By Adam Gifford
New Zealand leads development of digital archives systems, but our own National Library cannot use the technology, says a database expert.
Ian Witten, computer science professor at Waikato University and world authority on databases and digital libraries, says the failed attempt to create a new computer system for the National Library stops New Zealand from using the latest high-tech cataloguing systems.
"A lot of money was wasted on a system which was never deployed," he said.
"People were burned badly trying to put new technology into libraries."
As a result they were falling back on older technologies, despite New Zealand being at the forefront of development in the field. The $8.5 million National Library project was scrapped early last year.
Professor Witten's department has developed a number of digital libraries which are accessible as CD-ROMS or through the Internet at www.nzdg.org These include the world's largest collection of computer science technical reports, providing access to more than 46,000 research documents.

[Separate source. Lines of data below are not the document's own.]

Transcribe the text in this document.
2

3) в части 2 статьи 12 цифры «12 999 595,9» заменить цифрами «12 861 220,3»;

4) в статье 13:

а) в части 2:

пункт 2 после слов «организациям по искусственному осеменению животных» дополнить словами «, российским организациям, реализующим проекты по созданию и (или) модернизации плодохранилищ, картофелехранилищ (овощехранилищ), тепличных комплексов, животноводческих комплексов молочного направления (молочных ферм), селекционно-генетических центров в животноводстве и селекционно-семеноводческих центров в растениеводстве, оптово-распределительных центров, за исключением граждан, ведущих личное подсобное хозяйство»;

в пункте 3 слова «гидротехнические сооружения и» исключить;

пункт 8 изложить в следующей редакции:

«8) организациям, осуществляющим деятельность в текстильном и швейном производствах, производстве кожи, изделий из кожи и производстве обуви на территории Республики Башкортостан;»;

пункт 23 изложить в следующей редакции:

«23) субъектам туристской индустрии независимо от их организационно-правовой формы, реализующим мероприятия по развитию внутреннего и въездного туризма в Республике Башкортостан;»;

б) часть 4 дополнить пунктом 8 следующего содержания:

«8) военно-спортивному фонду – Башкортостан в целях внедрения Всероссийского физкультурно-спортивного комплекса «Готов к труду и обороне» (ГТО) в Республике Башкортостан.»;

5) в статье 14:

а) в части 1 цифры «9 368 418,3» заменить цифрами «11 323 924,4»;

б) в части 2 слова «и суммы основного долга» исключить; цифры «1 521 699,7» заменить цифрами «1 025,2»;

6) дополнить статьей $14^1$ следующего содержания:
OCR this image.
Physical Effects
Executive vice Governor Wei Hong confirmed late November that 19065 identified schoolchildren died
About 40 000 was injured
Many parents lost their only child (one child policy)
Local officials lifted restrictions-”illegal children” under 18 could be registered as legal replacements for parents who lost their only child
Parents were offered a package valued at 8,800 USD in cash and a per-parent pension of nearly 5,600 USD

Other resources include a Humanity Development Library set up for a United Nations agency, an archive of documents relating to indigenous peoples, an oral history archive for the Hamilton Public Library, an archive of minutes and memos for the North Shore City Council, and a music archive which can match a fragment of a tune search with an archive of 10,000 folk songs.
The department is also preparing a searchable archive of Maori newspapers for the Alexander Turnbull Library and is discussing projects with the World Bank and other international agencies.
Professor Witten opened the Australasian Computer Science conference at Auckland University yesterday with a speech on browsing digital libraries.
The technologies underlying the New Zealand Digital Library were freely available in the public domain, he said: PreScript, which converted the PostScript in which most computer science reports were written to plain text which could be searched; MG, a full-text retrieval system he had developed and described in his book Managing Gigabytes; and Sequitur, a method for inferring hierarchies of repetitions from sequences.
MG stores the index, and the text that is indexed, in compressed form, making efficient use of disc resources.
Professor Witten said working in digital libraries would be qualitatively different. One interface the team had developed, Phrasier, allowed the user to compose a document "and as you type, key phrases which appear in the library will be highlighted in your document, which in turn could bring up related information.
"They're like kitchens for knowledge preparation," he told the conference.
Digital libraries meant librarians were even more important.
"Already with the existence of the [World Wide] Web people realise how much information is out there, but it's poorly organised.
"Librarians are gatekeepers.
"We believe that in next few years there will be lot of job creation supporting digital libraries, and we want to be in the forefront of that work."
Professor Witten said there had been a lot of work done of digital libraries since the United States Government announced the Digital Library Initiative (an associated research funding) five years ago, but the Waikato team appeared to be the only one which took the librarian's role into account.